When we are learning word embedding models like word2vec, glove our primary goal is to find the word embeddings such that two similar words can have similar embeddings. But in a skip-gram model (X → Y) we are using the Embedding vector (e) as the input which eventually needs to be derived. Could someone please explain how we are using this E to derive the embedding vector.
Let’s take a look at skip-gram with a simple network below.
vocab_size = 3000
embeding_size = 100
model = tf.keras.Sequential([
tf.keras.Input(shape =(vocab_size,), name='context_word'),
tf.keras.layers.Dense(embeding_size, use_bias=False, name='embedding'),
tf.keras.layers.Dense(vocab_size, activation='softmax', name='target_word')
] name='skip-gram')
model.summary()
This is a simple version skip-gram model. Just like Andrew said in lecture, the input is a one-hot vector with vocabulary size (3000 in the case), the output of hidden layer (embedding layer) is an embedding vector with embedding size (100 in the case), the Parameter # of embedding layer is the size of embedding matrix E (3000 x 100 in the case), and the output of output layer is a target word (Parameter is theta.)
Hopefully, it’s helpful.
Shouldn’t size of embedding matrix be 100 X 3000 ?

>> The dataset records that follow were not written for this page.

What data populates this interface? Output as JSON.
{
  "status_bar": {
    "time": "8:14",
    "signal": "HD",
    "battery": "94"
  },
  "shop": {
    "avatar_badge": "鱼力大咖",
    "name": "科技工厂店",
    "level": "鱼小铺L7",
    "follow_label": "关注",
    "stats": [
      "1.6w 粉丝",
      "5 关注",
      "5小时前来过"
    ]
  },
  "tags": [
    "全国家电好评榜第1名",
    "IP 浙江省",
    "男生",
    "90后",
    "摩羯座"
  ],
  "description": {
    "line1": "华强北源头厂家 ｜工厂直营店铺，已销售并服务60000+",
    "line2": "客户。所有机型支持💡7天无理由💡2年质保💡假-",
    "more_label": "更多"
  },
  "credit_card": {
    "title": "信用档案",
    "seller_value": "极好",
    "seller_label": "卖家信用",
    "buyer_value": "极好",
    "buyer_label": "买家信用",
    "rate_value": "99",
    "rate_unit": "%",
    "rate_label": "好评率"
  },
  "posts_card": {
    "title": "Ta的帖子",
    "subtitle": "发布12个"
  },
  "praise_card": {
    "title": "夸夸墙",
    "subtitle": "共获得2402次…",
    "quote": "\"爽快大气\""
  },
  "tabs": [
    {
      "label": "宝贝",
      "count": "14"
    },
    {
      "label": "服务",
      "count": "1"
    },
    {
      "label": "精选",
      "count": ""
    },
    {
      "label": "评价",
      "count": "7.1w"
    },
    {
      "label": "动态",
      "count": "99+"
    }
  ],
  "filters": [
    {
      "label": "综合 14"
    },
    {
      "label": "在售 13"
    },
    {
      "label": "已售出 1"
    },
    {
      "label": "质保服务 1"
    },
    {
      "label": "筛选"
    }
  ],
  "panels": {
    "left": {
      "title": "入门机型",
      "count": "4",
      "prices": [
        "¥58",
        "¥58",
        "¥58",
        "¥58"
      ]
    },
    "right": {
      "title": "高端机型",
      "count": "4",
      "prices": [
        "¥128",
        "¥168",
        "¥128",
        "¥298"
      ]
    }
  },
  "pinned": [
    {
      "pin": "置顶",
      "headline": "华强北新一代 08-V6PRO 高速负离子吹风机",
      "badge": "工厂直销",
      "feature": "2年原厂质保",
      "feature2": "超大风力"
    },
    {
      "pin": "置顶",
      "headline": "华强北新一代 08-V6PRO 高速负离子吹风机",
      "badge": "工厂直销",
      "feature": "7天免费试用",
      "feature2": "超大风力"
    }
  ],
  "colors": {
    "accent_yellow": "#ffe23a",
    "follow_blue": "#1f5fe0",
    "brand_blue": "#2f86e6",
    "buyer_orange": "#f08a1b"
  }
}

I had a similar question after watching Sequence Models > Week 2 > Learning Word Embeddings multiple times. It wasn’t immediately obvious to me that the embeddings ARE the parameters that are being trained (or at least some of them). Instead, the way the process was mechanically described it seemed more like the embedding matrix was an input, known a priori, and the actual parameters being traded were those of the neural net and softmax layers.
Pedagogically, I think it might have been helpful to see just a quick “turn of the crank” of what gets updated in each forward-prop/backward-prop cycle (without any need to go deep into the derivatives, etc.), plus an explicit mention that once the model is trained only the embedding matrix is relevant and the dense layer and output layer parameters aren’t really relevant.
(Of course, if I’ve gotten any of that wrong, I’m more than happy to be corrected!)